Similarly, another memo noted:
The Eskimo would probably not resist an invasion and would readily accept foreign rule if the Eskimo is provided the necessities for sustaining life. The Eskimo has been living so long in a land where his primary interests are tangible things that will keep him alive that he just cannot comprehend the feeling of loyalty to the Government.
Peacetime Dividends
Deborah Kidwell, official historian of the Air Force Office of Special Investigations, or OSI, said that the "Washtub" plans were in place from 1951 to 1959, the year that Alaska became a U.S. state.
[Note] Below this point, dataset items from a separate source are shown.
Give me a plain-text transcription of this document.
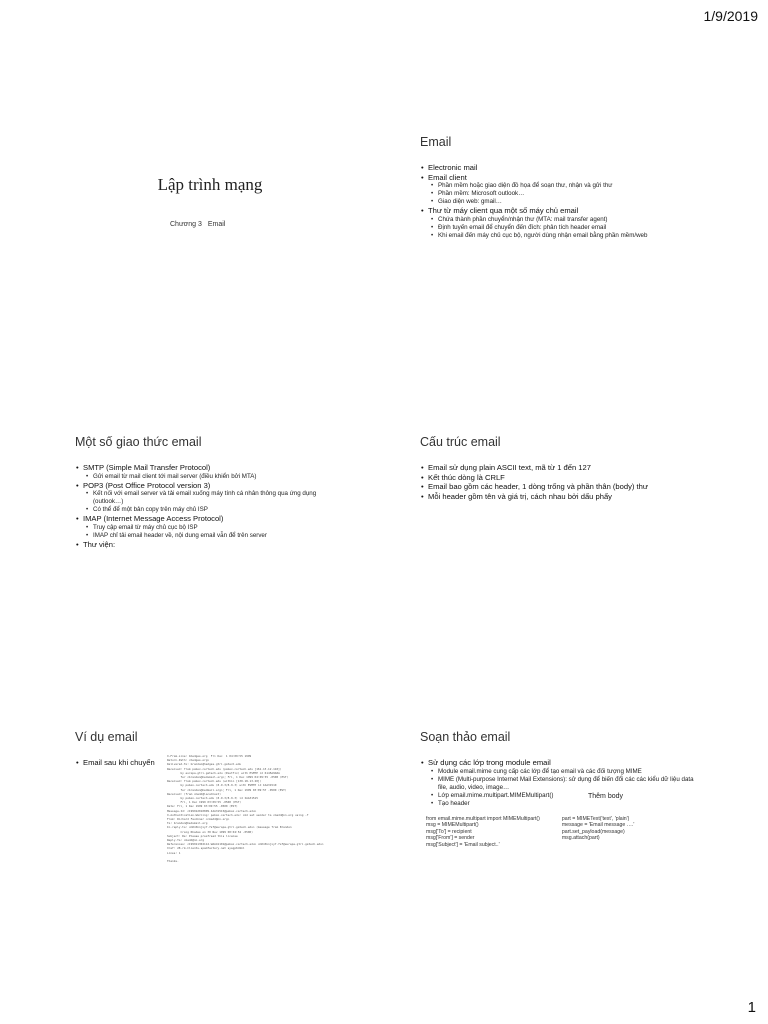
1/9/2019
Lập trình mạng
Chương 3 Email
Email
• Electronic mail
• Email client
• Phần mềm hoặc giao diện đồ họa để soạn thư, nhận và gửi thư
• Phần mềm: Microsoft outlook…
• Giao diện web: gmail…
• Thư từ máy client qua một số máy chủ email
• Chứa thành phần chuyển/nhận thư (MTA: mail transfer agent)
• Định tuyến email để chuyển đến đích: phân tích header email
• Khi email đến máy chủ cục bộ, người dùng nhận email bằng phần mềm/web
Một số giao thức email
• SMTP (Simple Mail Transfer Protocol)
• Gửi email từ mail client tới mail server (điều khiển bởi MTA)
• POP3 (Post Office Protocol version 3)
• Kết nối với email server và tải email xuống máy tính cá nhân thông qua ứng dụng (outlook…)
• Có thể để một bản copy trên máy chủ ISP
• IMAP (Internet Message Access Protocol)
• Truy cập email từ máy chủ cục bộ ISP
• IMAP chỉ tải email header về, nội dung email vẫn để trên server
• Thư viện:
Cấu trúc email
• Email sử dụng plain ASCII text, mã từ 1 đến 127
• Kết thúc dòng là CRLF
• Email bao gồm các header, 1 dòng trống và phần thân (body) thư
• Mỗi header gồm tên và giá trị, cách nhau bởi dấu phẩy
Ví dụ email
• Email sau khi chuyển
X-From-Line: bhedges.org  Fri Dec  1 04:09:55 1999
Return-Path: <hedges.org>
Delivered-To: brandon@hedges.gtri.gatech.edu
Received: from pobox.cortech.edu (pobox.cortech.edu [161.13.12.110])
by europa.gtri.gatech.edu (Postfix) with ESMTP id 6145A9A0A
for <brandon@hedsmail.org>; Fri, 1 Dec 1999 04:09:55 -0500 (EST)
Received: from pobox.cortech.edu (within [130.18.13.20])
by pobox.cortech.edu (8.9.3/8.9.3) with ESMTP id IAA31510
for <brandon@hedmail.org>; Fri, 1 Dec 1999 03:09:57 -0500 (EST)
Received: (from cmadd@localhost)
by pobox.cortech.edu (8.9.3/8.9.3) id IAA31515
Fri, 1 Dec 1999 03:09:55 -0500 (EST)
Date: Fri, 1 Dec 1999 03:09:55 -0500 (EST)
Message-Id: <199912010809.IAA31515@pobox.cortech.edu>
X-Authentication-Warning: pobox.cortech.edu: cmd set sender to cmadd@nn.org using -f
From: Richard Faulkner <cmadd@nn.org>
To: brandon@hedsmail.org
In-reply-to: <m0n5knjxy7.fsf@europa.gtri.gatech.edu> (message from Brandon
Craig Rhodes on 30 Nov 1999 00:04:54 -0500)
Subject: Re: Please proofread this license
Reply-To: cmadd@nn.org
References: <199911302112.WAA41101@pobox.cortech.edu> <m0n5knjxy7.fsf@europa.gtri.gatech.edu>
Xref: 28.rm.Clients.spamfactory.net sysgp6n9kl
Lines: 1

Thanks.
Soạn thảo email
• Sử dụng các lớp trong module email
• Module email.mime cung cấp các lớp để tạo email và các đối tượng MIME
• MIME (Multi-purpose Internet Mail Extensions): sử dụng để biến đổi các các kiểu dữ liệu data file, audio, video, image…
• Lớp email.mime.multipart.MIMEMultipart()
• Tạo header
Thêm body
from email.mime.multipart import MIMEMultipart()
msg = MIMEMultipart()
msg['To'] = recipient
msg['From'] = sender
msg['Subject'] = 'Email subject..'
part = MIMEText('text', 'plain')
message = 'Email message ….'
part.set_payload(message)
msg.attach(part)
1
"While war with the Soviet Union did not come to Alaska, OSI trained 89 SBA (stay-behind agents), and the survival caches served peacetime purposes for many years to come," she wrote in an OSI magazine.
And, in later years, the indigenous Alaskans who were once so disdained by U.S. officials, would become frontline observers during the Cold War.
As a 1988 New York Times article reported:
Tensions between East and West may have been reduced in the wake of successful negotiations to reduce nuclear arms in Europe. But for the Eskimo scouts of Alaska's National Guard the Cold War persists with a frigidity to match an Alaskan winter.
The Eskimos are suspicious of their Soviet neighbors in nearby Siberia and say they are the first line of defense against the Russians.
''You must realize the Russians are only a few short miles from our homes,'' said Sgt. 1st Class Mike Apatiki of the First Scout Battalion. ''We can see them across the Bering Strait and watch their planes fly overhead.''
Senior military officers in Alaska say they are grateful for the alertness of the scouts and depend upon them to patrol the vast and sparsely populated areas of western and northern Alaska.
The area contains many strategic installations vulnerable to commando raids. These include radar sites that are part of a network of similar sites situated across Alaska and Canada to warn of a Soviet missile attack over the polar icecap. Northern Alaska also has a number of key air bases and electronic intelligence facilities important to hemispheric security.
Carrying out the scouts' mission is considered a responsibility of all Eskimos. Even those with no military links report to the nearest scout when they discover something out of the ordinary while hunting or fishing.
''In this way the scouts increase their eyes and ears a thousandfold,'' said Maj. Gen. John W. Schaeffer, adjutant general of the Alaska National Guard, an Eskimo who started out as a private in the scouts in 1957. Few American soldiers could survive the conditions under which the scouts train.